As Peter noted, Spearman and the point-biserial correlation are just special cases of Pearson correlations, where the former uses the correlation of ranks while the latter just simplifies by using a dummy-coded variable (Cohen et al., 2003, p.60-62). And like he said, correlations on their own aren't immediately great indicators of which variables are good for a model. In fact, they can be quite misleading depending on the reasons for their associations, the classic one being the correlation between ice cream sales and shark attacks. Point-biserial seems to be the more obvious option given it is supposed to be used for binaries and the Spearman naturally will end up with many ties (since there are several $0$ and $1$ values). Sometimes the differences between them will be pretty trivial, so it may not matter much.
There are some important parts you may want to consider with respect to modeling since that seems to be the implied primary focus here. First off, it is well known in the linguistics and psycholinguistics spaces that word frequency exhibits a log-normal distribution (hence what you see with the skew). Because any model using it will have a very compressed association, it is often transformed with the natural log, log2 or log10 (which has some pros and cons depending on what you are after). See this page on how to interpret log-transformed predictors, as this seems to fly under the radar for people who transform. Note that one doesn't have to do this, and it will depend on what your associations actually look like.

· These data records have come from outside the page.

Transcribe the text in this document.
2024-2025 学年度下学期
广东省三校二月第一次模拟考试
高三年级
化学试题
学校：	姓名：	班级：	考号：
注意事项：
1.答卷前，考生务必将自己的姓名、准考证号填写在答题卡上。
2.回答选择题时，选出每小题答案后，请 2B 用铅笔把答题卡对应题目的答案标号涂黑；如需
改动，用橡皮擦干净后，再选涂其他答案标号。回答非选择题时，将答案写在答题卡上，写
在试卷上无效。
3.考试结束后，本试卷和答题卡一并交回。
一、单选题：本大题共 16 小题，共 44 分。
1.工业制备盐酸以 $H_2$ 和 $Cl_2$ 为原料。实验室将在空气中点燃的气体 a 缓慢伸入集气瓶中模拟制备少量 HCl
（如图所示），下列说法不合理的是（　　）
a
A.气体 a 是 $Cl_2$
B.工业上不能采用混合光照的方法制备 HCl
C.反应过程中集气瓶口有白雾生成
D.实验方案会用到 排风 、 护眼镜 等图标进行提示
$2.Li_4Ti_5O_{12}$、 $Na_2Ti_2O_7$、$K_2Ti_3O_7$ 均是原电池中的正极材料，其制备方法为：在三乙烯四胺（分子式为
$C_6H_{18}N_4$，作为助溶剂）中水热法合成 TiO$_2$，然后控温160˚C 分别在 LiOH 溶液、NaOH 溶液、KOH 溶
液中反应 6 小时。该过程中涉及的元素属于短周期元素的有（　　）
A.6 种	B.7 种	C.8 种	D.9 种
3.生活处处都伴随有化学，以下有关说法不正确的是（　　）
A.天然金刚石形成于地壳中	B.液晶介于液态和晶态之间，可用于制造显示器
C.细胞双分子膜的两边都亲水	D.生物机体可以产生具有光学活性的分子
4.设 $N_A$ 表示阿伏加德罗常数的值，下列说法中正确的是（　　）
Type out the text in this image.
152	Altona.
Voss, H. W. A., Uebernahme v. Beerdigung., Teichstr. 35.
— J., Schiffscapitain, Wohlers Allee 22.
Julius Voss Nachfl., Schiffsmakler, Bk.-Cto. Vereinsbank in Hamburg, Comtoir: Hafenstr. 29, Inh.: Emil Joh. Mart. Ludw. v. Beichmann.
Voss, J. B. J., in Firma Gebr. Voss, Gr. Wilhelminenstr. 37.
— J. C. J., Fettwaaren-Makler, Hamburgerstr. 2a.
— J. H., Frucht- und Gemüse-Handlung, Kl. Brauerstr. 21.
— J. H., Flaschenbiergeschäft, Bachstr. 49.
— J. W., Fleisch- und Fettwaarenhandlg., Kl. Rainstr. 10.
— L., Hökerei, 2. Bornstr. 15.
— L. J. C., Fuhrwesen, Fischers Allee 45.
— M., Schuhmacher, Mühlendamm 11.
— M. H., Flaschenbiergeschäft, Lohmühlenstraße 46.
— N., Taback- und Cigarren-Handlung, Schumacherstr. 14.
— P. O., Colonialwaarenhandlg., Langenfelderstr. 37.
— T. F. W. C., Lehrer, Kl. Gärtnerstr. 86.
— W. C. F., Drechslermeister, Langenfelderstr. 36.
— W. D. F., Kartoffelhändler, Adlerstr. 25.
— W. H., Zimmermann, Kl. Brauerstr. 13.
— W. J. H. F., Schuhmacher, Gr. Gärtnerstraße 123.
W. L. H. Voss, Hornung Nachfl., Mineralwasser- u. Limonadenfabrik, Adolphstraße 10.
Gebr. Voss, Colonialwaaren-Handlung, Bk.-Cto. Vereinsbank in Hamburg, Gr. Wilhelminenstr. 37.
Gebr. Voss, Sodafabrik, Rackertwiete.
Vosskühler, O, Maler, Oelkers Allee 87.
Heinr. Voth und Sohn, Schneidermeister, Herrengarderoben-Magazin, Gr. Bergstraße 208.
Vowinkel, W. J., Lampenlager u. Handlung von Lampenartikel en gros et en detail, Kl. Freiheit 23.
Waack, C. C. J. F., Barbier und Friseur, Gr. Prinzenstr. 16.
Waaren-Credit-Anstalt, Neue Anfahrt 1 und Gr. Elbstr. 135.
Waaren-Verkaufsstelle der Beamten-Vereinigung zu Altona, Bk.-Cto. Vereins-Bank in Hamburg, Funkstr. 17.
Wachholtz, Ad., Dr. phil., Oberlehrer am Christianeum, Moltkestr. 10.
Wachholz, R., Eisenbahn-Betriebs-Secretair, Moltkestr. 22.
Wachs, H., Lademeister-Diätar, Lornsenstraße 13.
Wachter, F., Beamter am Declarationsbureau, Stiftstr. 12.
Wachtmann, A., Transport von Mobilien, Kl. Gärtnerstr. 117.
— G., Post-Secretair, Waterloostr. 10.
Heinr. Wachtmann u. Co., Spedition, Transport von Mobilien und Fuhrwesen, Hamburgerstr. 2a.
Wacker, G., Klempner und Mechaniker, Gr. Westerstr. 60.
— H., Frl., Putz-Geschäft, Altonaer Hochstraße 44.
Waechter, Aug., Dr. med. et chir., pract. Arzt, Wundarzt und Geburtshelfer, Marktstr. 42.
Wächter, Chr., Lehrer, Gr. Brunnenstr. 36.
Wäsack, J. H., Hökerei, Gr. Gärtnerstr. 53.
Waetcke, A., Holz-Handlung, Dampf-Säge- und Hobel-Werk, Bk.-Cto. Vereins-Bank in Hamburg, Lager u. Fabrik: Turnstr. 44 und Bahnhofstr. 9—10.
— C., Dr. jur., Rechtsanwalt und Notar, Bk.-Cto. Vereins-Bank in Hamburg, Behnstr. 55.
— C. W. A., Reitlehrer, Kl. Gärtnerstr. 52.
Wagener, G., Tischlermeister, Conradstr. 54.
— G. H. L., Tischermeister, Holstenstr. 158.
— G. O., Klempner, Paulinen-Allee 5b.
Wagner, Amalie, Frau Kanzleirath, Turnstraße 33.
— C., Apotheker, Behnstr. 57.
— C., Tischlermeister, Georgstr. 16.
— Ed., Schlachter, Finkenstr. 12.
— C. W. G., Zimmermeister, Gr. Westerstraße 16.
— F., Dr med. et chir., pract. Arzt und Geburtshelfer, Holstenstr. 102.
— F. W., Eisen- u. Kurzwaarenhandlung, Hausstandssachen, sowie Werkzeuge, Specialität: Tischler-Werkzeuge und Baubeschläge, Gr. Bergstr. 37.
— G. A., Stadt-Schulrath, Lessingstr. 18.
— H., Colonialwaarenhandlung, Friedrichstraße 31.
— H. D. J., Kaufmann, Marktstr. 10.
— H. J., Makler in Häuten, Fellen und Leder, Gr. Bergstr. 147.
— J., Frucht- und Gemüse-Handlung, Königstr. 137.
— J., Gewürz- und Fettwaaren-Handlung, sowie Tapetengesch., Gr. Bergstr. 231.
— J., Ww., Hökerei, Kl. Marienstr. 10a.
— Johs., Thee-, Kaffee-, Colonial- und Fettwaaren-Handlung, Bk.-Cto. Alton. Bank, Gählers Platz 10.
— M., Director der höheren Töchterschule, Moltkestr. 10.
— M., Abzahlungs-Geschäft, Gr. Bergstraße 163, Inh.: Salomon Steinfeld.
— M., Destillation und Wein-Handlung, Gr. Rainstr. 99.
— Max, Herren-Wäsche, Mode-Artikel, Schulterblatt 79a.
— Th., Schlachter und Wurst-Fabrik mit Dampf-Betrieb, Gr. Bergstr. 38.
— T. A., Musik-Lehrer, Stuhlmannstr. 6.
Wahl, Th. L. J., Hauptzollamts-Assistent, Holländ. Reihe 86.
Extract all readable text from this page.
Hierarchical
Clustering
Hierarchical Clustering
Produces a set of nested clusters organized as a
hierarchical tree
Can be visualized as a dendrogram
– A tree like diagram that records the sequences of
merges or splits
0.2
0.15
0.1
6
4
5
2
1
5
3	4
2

Though you have a fair number of observations, you also have a pretty obscene number of predictors. I'm guessing not all of them are terribly important. If your sole goal is prediction, you could probably get away with some regularization technique like lasso, ridge, etc. but it may be helpful to simply think about which ones actually make sense for your problem in the first place. I doubt all 50-something predictors will be that important, so I would choose which ones are at least worthy of inclusion (as your $n$ by $k$ ratio nets you about $n = 80$ observations per predictor). Some may consider this very low. Brysbaert (2019) for example states that regressions should have minimum $100$ observations between two variables in a low association scenario and $100$ per added predictor in a regression.
References
- Brysbaert, M. (2019). How many participants do we have to include in properly powered experiments? A tutorial of power analysis with reference tables. Journal of Cognition, 2(1), 1–38. https://doi.org/10.5334/joc.72
- Cohen, J., Cohen, P., West, S. G., & Aiken, L. S. (2003). Applied multiple regression/correlation analysis for the behavioral sciences (3rd ed). L. Erlbaum Associates.